By Catherine Sasman
WINDHOEK
President of the Republican Party, Henk Mudge, on Friday implored SWAPO Party to “stop threatening people” and to reconcile.
“SWAPO Party should name the people they want to threaten, and if they want to reconcile, they must reconcile practically,” he said, adding, “Namibian people are peaceful; we do not want war. Namibia is at peace not because of SWAPO, but despite SWAPO.”
Mudge said this in reaction to a statement made by SWAPO Party and its youth league, as well as trade unions, on the submission by the National Society for Human Rights (NSHR) to the International Criminal Court (ICC), accusing SWAPO President Sam Nujoma and three other members of having violated the human rights of Namibians during the struggle for liberation.
“When is Mr Nujoma going to speak for himself?” asked Mudge.
“Even before independence and since then, a number of organisations and individuals have been trying continuously to get information from SWAPO regarding the circumstances under which their family members went missing in exile.”
He said the only reason why people were “crying and begging” was to find out what happened to their relatives and to get “closure and stop mourning” so that they can get on with their lives.
He said the SWAPO Party statements on the ICC challenge were irresponsible, provocative, precarious and in violation of national reconciliation, as SWAPO claimed the ICC challenge is.
“If SWAPO decides to revoke their so-called policy of national reconciliation what do they plan to do and if they intend to make war, against whom do they want to do it? If they want to imprison so-called collaborators, who are these collaborators and what did they do to deserve imprisonment?” he questioned.

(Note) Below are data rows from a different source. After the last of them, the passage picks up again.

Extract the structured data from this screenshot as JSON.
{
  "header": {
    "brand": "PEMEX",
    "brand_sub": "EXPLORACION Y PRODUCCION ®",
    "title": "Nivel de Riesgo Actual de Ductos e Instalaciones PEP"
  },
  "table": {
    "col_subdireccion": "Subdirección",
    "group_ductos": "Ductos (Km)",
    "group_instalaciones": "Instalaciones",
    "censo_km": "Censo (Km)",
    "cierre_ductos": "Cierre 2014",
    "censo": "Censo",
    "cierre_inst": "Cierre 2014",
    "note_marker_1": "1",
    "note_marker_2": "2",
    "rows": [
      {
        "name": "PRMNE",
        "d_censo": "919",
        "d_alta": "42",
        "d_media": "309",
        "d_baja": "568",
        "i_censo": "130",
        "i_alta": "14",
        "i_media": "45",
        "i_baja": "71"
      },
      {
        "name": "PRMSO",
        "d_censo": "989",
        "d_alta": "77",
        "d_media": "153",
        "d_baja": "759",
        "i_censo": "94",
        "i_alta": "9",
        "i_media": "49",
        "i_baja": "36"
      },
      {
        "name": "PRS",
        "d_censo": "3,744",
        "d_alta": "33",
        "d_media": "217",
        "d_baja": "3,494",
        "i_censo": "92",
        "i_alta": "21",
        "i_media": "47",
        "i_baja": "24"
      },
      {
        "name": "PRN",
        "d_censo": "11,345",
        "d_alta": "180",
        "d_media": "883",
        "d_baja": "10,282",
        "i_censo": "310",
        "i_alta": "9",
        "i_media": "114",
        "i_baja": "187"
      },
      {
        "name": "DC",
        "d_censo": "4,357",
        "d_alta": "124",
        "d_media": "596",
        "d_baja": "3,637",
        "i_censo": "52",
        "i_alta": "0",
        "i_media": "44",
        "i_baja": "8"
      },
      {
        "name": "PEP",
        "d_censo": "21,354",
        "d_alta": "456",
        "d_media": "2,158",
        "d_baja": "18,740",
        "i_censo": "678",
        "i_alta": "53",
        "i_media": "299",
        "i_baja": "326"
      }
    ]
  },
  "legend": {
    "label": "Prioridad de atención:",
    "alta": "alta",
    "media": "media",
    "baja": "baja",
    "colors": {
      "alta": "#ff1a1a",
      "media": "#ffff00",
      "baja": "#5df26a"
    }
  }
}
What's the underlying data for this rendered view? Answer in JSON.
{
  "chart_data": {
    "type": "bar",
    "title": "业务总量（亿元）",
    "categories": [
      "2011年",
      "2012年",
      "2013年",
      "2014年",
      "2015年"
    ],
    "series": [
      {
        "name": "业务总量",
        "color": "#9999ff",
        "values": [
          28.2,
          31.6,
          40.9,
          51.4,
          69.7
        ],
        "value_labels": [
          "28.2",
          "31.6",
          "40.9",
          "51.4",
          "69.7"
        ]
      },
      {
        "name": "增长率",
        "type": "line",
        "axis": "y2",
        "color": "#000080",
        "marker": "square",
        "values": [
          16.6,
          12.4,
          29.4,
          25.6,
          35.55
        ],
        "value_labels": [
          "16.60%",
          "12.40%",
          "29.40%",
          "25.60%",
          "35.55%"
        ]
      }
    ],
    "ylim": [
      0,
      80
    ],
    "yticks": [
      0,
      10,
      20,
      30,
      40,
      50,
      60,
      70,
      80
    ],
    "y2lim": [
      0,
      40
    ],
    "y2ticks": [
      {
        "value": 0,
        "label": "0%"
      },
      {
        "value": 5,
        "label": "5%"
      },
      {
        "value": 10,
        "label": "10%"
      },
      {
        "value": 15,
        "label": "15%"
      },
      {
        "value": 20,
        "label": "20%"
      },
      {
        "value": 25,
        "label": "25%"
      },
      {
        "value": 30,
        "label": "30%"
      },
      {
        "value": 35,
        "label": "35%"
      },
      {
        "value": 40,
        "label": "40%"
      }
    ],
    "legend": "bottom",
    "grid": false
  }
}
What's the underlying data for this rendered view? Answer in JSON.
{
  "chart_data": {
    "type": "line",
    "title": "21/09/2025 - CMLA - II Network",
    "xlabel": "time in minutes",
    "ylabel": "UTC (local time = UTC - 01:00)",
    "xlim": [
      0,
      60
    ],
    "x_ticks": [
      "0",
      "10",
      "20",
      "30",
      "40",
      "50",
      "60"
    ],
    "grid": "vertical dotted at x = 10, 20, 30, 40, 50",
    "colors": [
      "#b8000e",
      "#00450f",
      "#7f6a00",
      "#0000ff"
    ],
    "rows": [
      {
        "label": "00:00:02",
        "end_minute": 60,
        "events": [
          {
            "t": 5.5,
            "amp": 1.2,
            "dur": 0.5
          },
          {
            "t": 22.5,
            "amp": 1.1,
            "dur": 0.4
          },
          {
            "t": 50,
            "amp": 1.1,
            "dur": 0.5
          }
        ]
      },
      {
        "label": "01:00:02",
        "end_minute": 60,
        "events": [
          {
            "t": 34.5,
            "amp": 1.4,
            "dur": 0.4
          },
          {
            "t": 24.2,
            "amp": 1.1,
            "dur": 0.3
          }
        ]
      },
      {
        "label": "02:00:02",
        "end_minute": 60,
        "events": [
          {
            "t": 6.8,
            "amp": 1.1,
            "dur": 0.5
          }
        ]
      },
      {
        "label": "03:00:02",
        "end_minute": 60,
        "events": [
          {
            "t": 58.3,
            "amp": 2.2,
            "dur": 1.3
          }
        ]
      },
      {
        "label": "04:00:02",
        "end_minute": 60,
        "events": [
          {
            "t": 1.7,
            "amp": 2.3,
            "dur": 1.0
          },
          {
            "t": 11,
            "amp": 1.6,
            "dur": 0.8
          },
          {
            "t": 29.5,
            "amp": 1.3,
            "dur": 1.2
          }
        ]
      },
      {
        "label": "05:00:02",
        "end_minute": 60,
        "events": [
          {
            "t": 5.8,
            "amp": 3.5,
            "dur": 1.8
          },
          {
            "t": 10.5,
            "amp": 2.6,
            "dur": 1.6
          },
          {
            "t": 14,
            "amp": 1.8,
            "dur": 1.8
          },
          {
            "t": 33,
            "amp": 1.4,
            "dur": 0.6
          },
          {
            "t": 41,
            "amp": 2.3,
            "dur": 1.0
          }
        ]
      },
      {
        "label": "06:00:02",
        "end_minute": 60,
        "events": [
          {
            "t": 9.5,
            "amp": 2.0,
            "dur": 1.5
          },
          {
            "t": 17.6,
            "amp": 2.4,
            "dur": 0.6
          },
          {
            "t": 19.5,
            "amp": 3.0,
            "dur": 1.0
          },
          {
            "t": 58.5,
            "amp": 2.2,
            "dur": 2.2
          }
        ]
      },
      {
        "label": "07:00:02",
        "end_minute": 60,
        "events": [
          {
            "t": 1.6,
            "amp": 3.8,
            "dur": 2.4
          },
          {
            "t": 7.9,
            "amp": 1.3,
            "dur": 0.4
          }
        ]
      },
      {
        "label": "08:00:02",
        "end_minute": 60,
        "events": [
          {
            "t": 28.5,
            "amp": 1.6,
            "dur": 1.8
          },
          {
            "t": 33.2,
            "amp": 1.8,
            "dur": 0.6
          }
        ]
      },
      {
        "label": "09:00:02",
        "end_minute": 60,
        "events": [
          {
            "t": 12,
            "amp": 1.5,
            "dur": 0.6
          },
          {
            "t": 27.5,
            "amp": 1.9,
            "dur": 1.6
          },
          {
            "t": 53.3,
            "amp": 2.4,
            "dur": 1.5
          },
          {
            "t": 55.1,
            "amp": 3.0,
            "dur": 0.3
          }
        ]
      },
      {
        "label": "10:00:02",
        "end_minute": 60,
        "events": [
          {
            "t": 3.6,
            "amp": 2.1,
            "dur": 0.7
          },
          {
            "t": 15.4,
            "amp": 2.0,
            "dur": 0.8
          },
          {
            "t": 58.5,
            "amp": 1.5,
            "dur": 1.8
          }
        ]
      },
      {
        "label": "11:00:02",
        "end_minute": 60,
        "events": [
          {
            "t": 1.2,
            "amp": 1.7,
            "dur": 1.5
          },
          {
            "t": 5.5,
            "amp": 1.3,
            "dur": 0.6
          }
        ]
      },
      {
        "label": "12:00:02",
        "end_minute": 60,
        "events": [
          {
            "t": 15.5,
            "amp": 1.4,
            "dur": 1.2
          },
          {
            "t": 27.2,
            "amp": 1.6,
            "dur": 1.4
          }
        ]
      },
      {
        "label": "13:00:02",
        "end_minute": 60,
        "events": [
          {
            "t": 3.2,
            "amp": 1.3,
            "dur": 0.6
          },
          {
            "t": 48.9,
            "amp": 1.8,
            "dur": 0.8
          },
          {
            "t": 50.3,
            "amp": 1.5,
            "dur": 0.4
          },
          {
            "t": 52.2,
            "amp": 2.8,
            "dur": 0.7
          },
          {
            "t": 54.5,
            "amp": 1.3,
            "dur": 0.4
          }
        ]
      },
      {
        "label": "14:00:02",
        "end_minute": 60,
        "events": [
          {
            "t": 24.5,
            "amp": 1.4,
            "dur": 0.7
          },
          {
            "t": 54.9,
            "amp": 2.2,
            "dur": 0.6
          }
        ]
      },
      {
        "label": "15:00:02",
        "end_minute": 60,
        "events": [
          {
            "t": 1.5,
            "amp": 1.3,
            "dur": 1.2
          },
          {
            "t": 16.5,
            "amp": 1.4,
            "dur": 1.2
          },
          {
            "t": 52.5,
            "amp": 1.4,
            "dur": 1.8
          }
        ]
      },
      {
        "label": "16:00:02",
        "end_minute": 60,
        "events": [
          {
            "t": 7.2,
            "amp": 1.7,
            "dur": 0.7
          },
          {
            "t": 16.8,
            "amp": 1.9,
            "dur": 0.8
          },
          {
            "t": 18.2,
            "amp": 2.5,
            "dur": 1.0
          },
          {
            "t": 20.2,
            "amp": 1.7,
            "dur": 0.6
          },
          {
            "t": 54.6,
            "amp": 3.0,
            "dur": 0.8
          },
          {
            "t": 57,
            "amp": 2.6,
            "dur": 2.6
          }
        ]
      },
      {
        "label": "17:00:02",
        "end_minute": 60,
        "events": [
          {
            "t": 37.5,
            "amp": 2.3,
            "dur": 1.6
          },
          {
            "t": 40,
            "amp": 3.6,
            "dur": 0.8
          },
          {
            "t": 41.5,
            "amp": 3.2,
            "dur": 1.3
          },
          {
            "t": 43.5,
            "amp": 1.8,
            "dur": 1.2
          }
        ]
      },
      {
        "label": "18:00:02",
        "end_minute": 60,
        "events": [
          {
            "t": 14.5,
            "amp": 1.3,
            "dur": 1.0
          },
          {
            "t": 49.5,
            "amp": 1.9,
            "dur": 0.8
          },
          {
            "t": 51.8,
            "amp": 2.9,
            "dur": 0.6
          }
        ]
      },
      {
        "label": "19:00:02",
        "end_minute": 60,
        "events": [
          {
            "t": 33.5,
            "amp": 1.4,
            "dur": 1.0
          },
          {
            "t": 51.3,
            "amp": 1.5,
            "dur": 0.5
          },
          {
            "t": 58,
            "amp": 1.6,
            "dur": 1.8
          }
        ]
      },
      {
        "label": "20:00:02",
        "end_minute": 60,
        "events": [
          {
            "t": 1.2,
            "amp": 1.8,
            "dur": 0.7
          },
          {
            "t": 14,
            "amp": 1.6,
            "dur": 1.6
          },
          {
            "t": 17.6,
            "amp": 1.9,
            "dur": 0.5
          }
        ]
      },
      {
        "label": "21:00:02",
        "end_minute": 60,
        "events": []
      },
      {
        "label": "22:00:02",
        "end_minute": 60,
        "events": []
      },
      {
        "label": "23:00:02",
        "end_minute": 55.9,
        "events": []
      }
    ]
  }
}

He continued: “It is not for SWAPO to tell us when we will have peace and stability and when we will be allowed to reconcile and when not.”
Instead, said Mudge, SWAPO Party should instead spend its time and energy on creating employment by starting sustainable projects across the country.
Mudge said the Republican Party was not coming “to the rescue” of NSHR Executive Director Phil ya Nangoloh, but Ya Nangoloh should be afforded his democratic right to have an opinion and take whatever action he deems appropriate.
He also said that Jan de Wet, former president of the Namibian Agricultural Union (NAU) who bemoaned the ICC challenge, was not representative of the previously advantaged people, and that his [De Wet’s] sentiments were shared by a “very, very small minority”.
“[Mr De Wet] should have asked his friend, Mr Sam Nujoma, why nothing happened to the two gentlemen who publicly declared that all whites must be killed.”
Ya Nangoloh, who has come under attack for the ICC challenge, has also issued a slew of reactions to the heated debates around the submission his organisation made to the international court.
He hit out at De Wet’s sentiment that the NSHR’s petition could have a destabilizing effect, saying that De Wet should “unambiguously” apologise “for the formulation, elaboration and implementation of the crime of apartheid in Namibia prior to independence, and also to reveal the identities of hundreds of Namibian prisoners of war who went missing at the hands of the apartheid regime’s security apparatus between 1964 and 1978”.
In another press release Ya Nangoloh also lashed out Metcalfe Legal Practitioners’ reaction to the ICC challenge as “a self-centered marketing tool and as hostile political propaganda that is devoid of any legal prudence”.
Metcalfe Legal Practitioners issued a statement in which it expressed its intention to start a trust fund to fight the ICC challenge on behalf of Nujoma and three others.
It also charged that the ICC challenge aims to undermine the policy of national reconciliation.
“[Metcalfe & Co] has no prior known track record of having been involved in any way whatsoever in the struggle for Namibia’s independence, or in defence of freedom fighters against the brutalities of the apartheid regime.
Nor does Metcalfe & Co have any known track record of representing poor people on a free-of-charge basis. Hence, the rationale behind the Metcalfe press release smacks of a self-serving compunction couched in ‘patriotic’ rhetoric,” snapped the NSHR.